2nd January and the alarm screams at me to wake up. I grab the board from under my bed, put it on top of my still warm quilt and reach for my pen- blue today. Starting with a part of the membrane next to my first day’s drawing I figure out what shapes to put in the middle. These are totally random, allowing my hand to control the pen and make marks. When I feel it’s done I close off the membrane and wait for the sound of keys in the door.

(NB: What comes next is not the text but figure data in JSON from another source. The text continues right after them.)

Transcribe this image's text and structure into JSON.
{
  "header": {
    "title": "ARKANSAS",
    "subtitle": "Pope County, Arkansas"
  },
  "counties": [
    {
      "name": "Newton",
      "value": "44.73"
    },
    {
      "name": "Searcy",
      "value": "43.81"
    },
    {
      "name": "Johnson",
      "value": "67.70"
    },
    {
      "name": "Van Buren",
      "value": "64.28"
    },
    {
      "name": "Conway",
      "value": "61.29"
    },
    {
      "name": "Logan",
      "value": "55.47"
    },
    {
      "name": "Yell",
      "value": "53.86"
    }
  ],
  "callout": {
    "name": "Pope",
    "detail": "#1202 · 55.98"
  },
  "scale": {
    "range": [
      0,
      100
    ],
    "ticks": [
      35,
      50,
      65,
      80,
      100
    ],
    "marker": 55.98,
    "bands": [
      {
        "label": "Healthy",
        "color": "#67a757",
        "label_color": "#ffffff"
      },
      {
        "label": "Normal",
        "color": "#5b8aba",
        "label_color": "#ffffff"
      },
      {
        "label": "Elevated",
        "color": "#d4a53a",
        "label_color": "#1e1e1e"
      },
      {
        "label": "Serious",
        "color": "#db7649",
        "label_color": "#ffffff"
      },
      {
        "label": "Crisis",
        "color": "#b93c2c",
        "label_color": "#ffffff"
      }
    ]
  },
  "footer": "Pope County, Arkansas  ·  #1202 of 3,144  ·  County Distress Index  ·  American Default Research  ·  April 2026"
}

Day three, the alarm trills and I’m up. A green pen waiting, ready to be used, the rules have become clear. The membrane stays the same, inside I can let myself be free and put any shape that feels right that morning, no colour will touch itself and the minimum colours I can do this with is four. Tomorrow I will use red. The next hour and a half rushes by and before I am finished, I hear the turn of the key in the lock before the bolt crashes back. I close this cell, as that is what each day’s drawing resembles, making up what, I do not yet know. What I do know, as I head down for breakfast, is that I want six a.m. to come around again.

 

The fourth day. I’m awake before the alarm. The board is on the bed before it sets off and I’m there, red pen in hand making marks. I begin to get a sense that something is happening to me, that I am ready to invest in this artwork like never before. As the prison door opens for the first time that morning, I’m putting the last few circles on the paper, my first series of four colours is complete. Bring on the rest of the month.

 

The last day of January is upon me and I must bring this drawing to an end. I have marked the passing of one whole month. In that month I have learnt that the prison I am in is going to close. I will be moving, it could happen with very little warning and I must be ready for it.

 

February arrives and I get a new sheet of paper, the only one to hand, a smaller piece of watercolour paper. Over the next few days the rules make themselves clear to me. It is during this month that I get two days’ notice that I am moving. The morning of the move I get up as usual at six and get to work on my drawing, the only thing that I haven’t packed and sent to reception. I am just about finished, the key turns the lock for the last time in that cell for me, I have to go and complete this somewhere else.

 

I have no job in the new jail and as a distance learner I have been told I must be locked in my cell for the core day. It means I now spend hours each day drawing tiny circles on a piece of paper. It is at this point that the title for this project makes itself known to me, ‘Twelve Months Hard Labour’, quite fitting don’t you think?

 

In the next ten months I’m on the move again, this time to an open prison. I experience my first day in years outside prison walls. I can prepare for a future where there will be no more keys heard early in the morning.

 

In the open prison I apply to university to study art. I use the twelve drawings as part of my portfolio at my interview, the tutors are very interested in the concept and process. I find myself explaining each drawing, why I chose the medium, the colours and the two different sizes of paper. I carried on using the smaller watercolour paper for all the months that were less than thirty-one days. All because it was the only decent sized piece of paper that I could find on the first day of February.

 

Fast forward to last Summer. Released, I have completed my university course and with the help of The Longford Trust as a Longford Scholar I have gained a First class degree in fine art. Not only that, my ‘January’ drawing from ‘Twelve Months Hard Labour’ has been entered into The Royal Academy Summer Show. It’s made it through the first round of judging. I take it down to London; everyone is excited. I don’t know why, it’s not as if it’s in the final cut yet.

 

I arrive at The Royal Academy to drop off my drawing and see how many people are there, as well as the television cameras. Maybe this is a big deal afterall.

 

A few weeks later I get the email, Congratulations. I got in! I’ve won my place in one of the biggest, most prestigious art shows in the world. Thousands will see my work. It’s real. My drawing, completed on a bed in a prison cell, will hang on the walls of The Royal Academy of Arts. I’m a full-on artist now.